Anthropometric predictors of coronary heart disease in Chinese women.Int J Obes Relat Metab Disord. 2004 Jun; 28(6):734-40.IJ
To evaluate the associations of body size and fat distribution with incidence of coronary heart disease (CHD) in Chinese women.
Population-based, prospective cohort study.
A total of 67 334 women aged 40-70 y, who had no prior history of CHD, stroke, and cancer at study recruitment.
Weight, standing and sitting heights, circumferences of waist and hip, and ratios of the anthropometric measurements.
incidence of CHD (non-fatal myocardial infarction (MI) or fatal CHD).

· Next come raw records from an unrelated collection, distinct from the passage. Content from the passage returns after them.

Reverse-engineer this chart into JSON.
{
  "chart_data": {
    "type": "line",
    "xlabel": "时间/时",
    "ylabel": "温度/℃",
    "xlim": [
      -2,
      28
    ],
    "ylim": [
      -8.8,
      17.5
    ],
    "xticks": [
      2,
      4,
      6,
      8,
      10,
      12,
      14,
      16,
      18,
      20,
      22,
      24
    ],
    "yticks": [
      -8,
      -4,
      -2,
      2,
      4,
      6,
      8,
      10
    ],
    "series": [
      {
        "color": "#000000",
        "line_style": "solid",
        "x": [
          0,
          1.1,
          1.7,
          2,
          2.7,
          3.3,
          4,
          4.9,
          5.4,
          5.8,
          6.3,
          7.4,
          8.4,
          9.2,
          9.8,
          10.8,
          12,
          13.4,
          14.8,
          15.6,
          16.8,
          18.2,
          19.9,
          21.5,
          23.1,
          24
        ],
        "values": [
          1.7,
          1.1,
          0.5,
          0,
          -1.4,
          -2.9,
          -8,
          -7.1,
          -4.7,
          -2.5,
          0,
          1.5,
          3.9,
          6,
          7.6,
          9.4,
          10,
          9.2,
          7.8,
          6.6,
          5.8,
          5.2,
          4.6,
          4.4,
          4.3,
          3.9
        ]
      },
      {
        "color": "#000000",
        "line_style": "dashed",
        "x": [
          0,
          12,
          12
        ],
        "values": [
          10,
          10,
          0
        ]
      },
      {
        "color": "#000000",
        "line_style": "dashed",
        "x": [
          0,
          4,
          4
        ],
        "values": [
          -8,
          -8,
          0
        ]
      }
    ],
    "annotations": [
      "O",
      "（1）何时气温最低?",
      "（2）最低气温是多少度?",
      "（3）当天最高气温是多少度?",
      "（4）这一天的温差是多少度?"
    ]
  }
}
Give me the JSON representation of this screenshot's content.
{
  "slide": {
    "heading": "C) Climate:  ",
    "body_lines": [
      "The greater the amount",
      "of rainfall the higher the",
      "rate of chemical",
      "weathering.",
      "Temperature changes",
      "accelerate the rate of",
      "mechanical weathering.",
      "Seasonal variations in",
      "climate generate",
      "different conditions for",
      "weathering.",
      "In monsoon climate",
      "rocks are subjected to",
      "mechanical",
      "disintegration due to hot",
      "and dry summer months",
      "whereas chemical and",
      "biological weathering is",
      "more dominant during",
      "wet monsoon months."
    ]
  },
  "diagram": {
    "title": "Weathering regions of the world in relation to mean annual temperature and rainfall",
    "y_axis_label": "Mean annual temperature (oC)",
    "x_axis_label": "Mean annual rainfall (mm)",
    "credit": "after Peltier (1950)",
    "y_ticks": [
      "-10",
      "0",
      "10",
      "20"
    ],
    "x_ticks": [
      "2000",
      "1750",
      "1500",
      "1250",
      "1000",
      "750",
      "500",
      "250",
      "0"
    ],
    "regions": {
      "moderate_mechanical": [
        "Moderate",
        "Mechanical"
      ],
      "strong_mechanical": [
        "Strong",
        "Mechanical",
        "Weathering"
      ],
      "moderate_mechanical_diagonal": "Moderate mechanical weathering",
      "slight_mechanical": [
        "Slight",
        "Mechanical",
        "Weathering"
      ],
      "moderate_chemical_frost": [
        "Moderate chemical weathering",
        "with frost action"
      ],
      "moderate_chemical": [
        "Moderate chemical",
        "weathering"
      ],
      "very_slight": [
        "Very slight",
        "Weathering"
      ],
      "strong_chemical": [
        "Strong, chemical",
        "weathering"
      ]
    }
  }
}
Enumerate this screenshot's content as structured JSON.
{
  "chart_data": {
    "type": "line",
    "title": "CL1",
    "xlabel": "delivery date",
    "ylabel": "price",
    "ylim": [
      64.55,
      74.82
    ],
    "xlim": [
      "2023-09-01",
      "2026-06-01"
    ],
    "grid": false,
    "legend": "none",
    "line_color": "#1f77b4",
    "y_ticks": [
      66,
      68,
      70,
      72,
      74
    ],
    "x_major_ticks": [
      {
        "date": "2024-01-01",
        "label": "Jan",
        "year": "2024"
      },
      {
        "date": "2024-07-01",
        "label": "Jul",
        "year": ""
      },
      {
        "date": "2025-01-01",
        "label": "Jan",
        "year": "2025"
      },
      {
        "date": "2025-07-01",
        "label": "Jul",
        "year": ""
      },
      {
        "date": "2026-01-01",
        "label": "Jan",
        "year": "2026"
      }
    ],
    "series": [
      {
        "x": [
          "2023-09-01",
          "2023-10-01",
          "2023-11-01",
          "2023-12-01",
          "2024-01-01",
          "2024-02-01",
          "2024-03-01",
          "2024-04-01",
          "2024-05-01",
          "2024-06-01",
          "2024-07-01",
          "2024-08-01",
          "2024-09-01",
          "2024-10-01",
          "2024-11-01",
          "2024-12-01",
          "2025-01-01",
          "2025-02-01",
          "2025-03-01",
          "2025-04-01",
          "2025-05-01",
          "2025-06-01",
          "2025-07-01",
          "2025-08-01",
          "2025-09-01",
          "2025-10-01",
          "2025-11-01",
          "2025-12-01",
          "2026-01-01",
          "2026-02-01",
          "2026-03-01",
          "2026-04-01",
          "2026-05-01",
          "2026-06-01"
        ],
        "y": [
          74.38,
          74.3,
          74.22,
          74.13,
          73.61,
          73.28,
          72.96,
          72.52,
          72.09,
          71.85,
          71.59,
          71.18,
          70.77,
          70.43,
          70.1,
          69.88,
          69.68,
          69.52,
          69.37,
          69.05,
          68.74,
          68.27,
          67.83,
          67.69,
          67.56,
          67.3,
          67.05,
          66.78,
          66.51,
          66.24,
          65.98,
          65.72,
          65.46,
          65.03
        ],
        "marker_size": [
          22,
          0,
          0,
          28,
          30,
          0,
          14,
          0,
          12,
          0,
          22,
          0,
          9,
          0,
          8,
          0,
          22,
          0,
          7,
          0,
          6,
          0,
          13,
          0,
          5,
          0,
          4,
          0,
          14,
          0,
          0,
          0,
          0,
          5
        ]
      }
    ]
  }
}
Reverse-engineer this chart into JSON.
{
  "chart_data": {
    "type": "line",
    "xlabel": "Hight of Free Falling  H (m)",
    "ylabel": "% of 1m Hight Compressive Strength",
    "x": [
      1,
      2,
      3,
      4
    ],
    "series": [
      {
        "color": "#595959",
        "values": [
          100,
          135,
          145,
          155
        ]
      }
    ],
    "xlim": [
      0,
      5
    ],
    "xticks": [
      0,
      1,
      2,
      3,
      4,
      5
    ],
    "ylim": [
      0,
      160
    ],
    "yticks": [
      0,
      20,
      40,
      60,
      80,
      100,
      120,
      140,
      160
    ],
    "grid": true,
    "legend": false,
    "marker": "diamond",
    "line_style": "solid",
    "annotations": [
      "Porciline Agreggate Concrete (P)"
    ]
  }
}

After a mean follow-up of 2.5 y (168 164 person-years), there were 70 incident cases of CHD (49 non-fatal MIs and 21 CHD deaths). Body mass index (BMI), waist circumference (WC), waist-to-hip ratio (WHR), waist-to-standing height ratio (WHtR), waist-to-sitting height ratio (WsHtR), and conicity index were all positively associated with the risk of CHD. With the exception of WHR, all other anthropometric indexes only predicted the risk of CHD among women </=55 y of age at enrollment. The relative risks (RRs) between extreme tertiles of BMI were 9.0 (95% CI, 2.0-41.5; P for trend=0.002) for younger women vs 1.3 (0.6-3.0; P for trend=0.83) for older women. Similarly, the RRs for WC, WHtR, WsHtR, and conicity index were 6.1 (1.8-21.4) vs 1.9 (0.6-5.4), 9.4 (2.6-33.8) vs 1.2 (0.5-3.1), 15.2 (3.3-69.1) vs 1.0 (0.4-2.5), and 7.8 (2.2-28.0) vs 0.9 (0.4-2.3) for the young and elderly, respectively. In contrast, the RR for WHR was 3.2 (1.1-9.1) for the young and 2.9 (1.0-8.4) for the elderly.
WHR was positively associated with the risk of CHD in both younger and older women, while other anthropometrics, including BMI, were related to CHD risk primarily among younger women.